YANGON • Myanmar opposition leader Aung San Suu Kyi told tens of thousands of supporters yesterday to be vigilant against election fraud during a huge show of strength a week before landmark elections.
The country heads to the polls this Sunday in what observers are hoping will be the fairest election for decades as the nation slowly shakes off almost a half-century of brutal military rule.
It will be the first nationwide election in 25 years to be contested by Ms Suu Kyi's pro-democracy party, potentially tipping the balance of power away from the military and its ruling party allies for the first time in generations if the vote is free.
"We do not need to work with dirty ways," Ms Suu Kyi, 70, told a sea of supporters in eastern Yangon, her first major rally in the commercial hub and by far the largest gathering yet for her National League for Democracy (NLD) party.
"We will act until we win the correct way... We all need to be fully vigilant," she added.
Myanmar was run for decades by a brutal junta which jailed, killed and exiled dissidents while fixing elections or simply ignoring their results.
But the military ceded power to a quasi-civilian government in 2011, paving the way for this year's historic polls.
Yesterday's rally is expected to be the last major NLD gathering as electioneering enters its final week, with campaigning ceasing at dawn on Friday.

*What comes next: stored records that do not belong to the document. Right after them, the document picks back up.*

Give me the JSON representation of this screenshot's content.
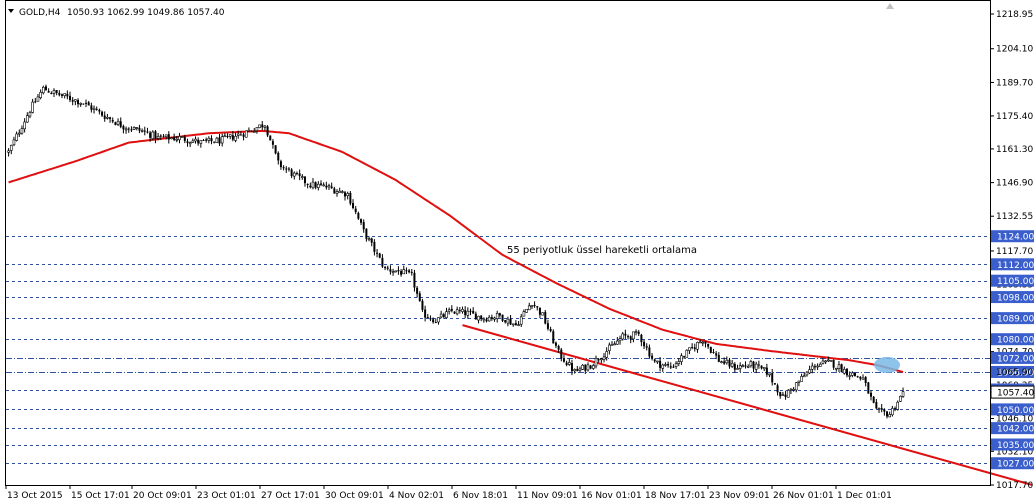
{
  "header": {
    "symbol_label": "GOLD,H4",
    "ohlc_label": "1050.93 1062.99 1049.86 1057.40"
  },
  "annotation_text": "55 periyotluk üssel hareketli ortalama",
  "colors": {
    "background": "#ffffff",
    "candle": "#000000",
    "ema_line": "#e01010",
    "trend_line": "#e01010",
    "level_line": "#3050a0",
    "price_box": "#3a5fcd",
    "price_box_text": "#ffffff",
    "highlight": "#7ab8e6"
  },
  "icons": {
    "menu_arrow": "triangle-down-icon",
    "corner_marker": "triangle-up-icon"
  },
  "chart_data": {
    "type": "candlestick",
    "symbol": "GOLD",
    "timeframe": "H4",
    "ylim": [
      1017.7,
      1224.5
    ],
    "y_ticks": [
      "1218.95",
      "1204.10",
      "1189.70",
      "1175.40",
      "1161.30",
      "1146.90",
      "1132.55",
      "1117.70",
      "1103.35",
      "1089.00",
      "1074.70",
      "1060.35",
      "1046.10",
      "1032.10",
      "1017.70"
    ],
    "x_ticks": [
      "13 Oct 2015",
      "15 Oct 17:01",
      "20 Oct 09:01",
      "23 Oct 01:01",
      "27 Oct 17:01",
      "30 Oct 09:01",
      "4 Nov 02:01",
      "6 Nov 18:01",
      "11 Nov 09:01",
      "16 Nov 01:01",
      "18 Nov 17:01",
      "23 Nov 09:01",
      "26 Nov 01:01",
      "1 Dec 01:01"
    ],
    "levels": [
      {
        "price": 1124.0,
        "label": "1124.00",
        "style": "dashed"
      },
      {
        "price": 1112.0,
        "label": "1112.00",
        "style": "dashed"
      },
      {
        "price": 1105.0,
        "label": "1105.00",
        "style": "dashed"
      },
      {
        "price": 1098.0,
        "label": "1098.00",
        "style": "dashed"
      },
      {
        "price": 1089.0,
        "label": "1089.00",
        "style": "dashed"
      },
      {
        "price": 1080.0,
        "label": "1080.00",
        "style": "dashed"
      },
      {
        "price": 1072.0,
        "label": "1072.00",
        "style": "dashdot"
      },
      {
        "price": 1066.0,
        "label": "1066.00",
        "style": "dashdot"
      },
      {
        "price": 1058.5,
        "label": "1058.50",
        "style": "dashed"
      },
      {
        "price": 1050.0,
        "label": "1050.00",
        "style": "dashed"
      },
      {
        "price": 1042.0,
        "label": "1042.00",
        "style": "dashed"
      },
      {
        "price": 1035.0,
        "label": "1035.00",
        "style": "dashed"
      },
      {
        "price": 1027.0,
        "label": "1027.00",
        "style": "dashed"
      }
    ],
    "current_price": {
      "value": 1057.4,
      "label": "1057.40"
    },
    "ema_label_values": [
      "1065.90"
    ],
    "ema_period": 55,
    "close_path": [
      [
        0,
        1160
      ],
      [
        8,
        1178
      ],
      [
        13,
        1187
      ],
      [
        20,
        1184
      ],
      [
        28,
        1181
      ],
      [
        35,
        1176
      ],
      [
        43,
        1171
      ],
      [
        50,
        1169
      ],
      [
        56,
        1166
      ],
      [
        64,
        1166
      ],
      [
        72,
        1164
      ],
      [
        80,
        1165
      ],
      [
        88,
        1168
      ],
      [
        96,
        1172
      ],
      [
        101,
        1155
      ],
      [
        107,
        1150
      ],
      [
        113,
        1146
      ],
      [
        119,
        1145
      ],
      [
        127,
        1142
      ],
      [
        133,
        1126
      ],
      [
        137,
        1118
      ],
      [
        141,
        1110
      ],
      [
        146,
        1109
      ],
      [
        151,
        1107
      ],
      [
        155,
        1091
      ],
      [
        160,
        1088
      ],
      [
        166,
        1092
      ],
      [
        172,
        1091
      ],
      [
        178,
        1089
      ],
      [
        184,
        1090
      ],
      [
        190,
        1086
      ],
      [
        196,
        1096
      ],
      [
        200,
        1090
      ],
      [
        206,
        1074
      ],
      [
        212,
        1066
      ],
      [
        218,
        1069
      ],
      [
        224,
        1075
      ],
      [
        230,
        1081
      ],
      [
        236,
        1082
      ],
      [
        242,
        1070
      ],
      [
        248,
        1068
      ],
      [
        254,
        1074
      ],
      [
        260,
        1080
      ],
      [
        266,
        1071
      ],
      [
        272,
        1068
      ],
      [
        278,
        1069
      ],
      [
        284,
        1066
      ],
      [
        290,
        1055
      ],
      [
        296,
        1062
      ],
      [
        302,
        1069
      ],
      [
        308,
        1070
      ],
      [
        314,
        1066
      ],
      [
        320,
        1063
      ],
      [
        325,
        1049
      ],
      [
        330,
        1048
      ],
      [
        335,
        1057
      ]
    ],
    "ema_path": [
      [
        0,
        1147
      ],
      [
        25,
        1156
      ],
      [
        45,
        1164
      ],
      [
        75,
        1168
      ],
      [
        95,
        1169
      ],
      [
        105,
        1168
      ],
      [
        125,
        1160
      ],
      [
        145,
        1148
      ],
      [
        165,
        1133
      ],
      [
        185,
        1116
      ],
      [
        205,
        1104
      ],
      [
        225,
        1093
      ],
      [
        245,
        1084
      ],
      [
        265,
        1078
      ],
      [
        285,
        1075
      ],
      [
        300,
        1073
      ],
      [
        315,
        1071
      ],
      [
        325,
        1069
      ],
      [
        335,
        1066
      ]
    ],
    "trend_line": [
      [
        170,
        1086
      ],
      [
        370,
        1022
      ]
    ],
    "highlight_zone": {
      "index": 329,
      "price": 1069
    }
  }
}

Tens of thousands streamed into an outdoor parade ground yesterday next to a Buddhist temple in an eastern district of Yangon.
While the NLD is expected to make gains at the polls, Ms Suu Kyi is barred by the Constitution from becoming president.
The run-up to the polls has been marred by allegations of dirty tricks, complaints over the pre-poll preparations and concerns that significant minority groups are unrepresented and disenfranchised.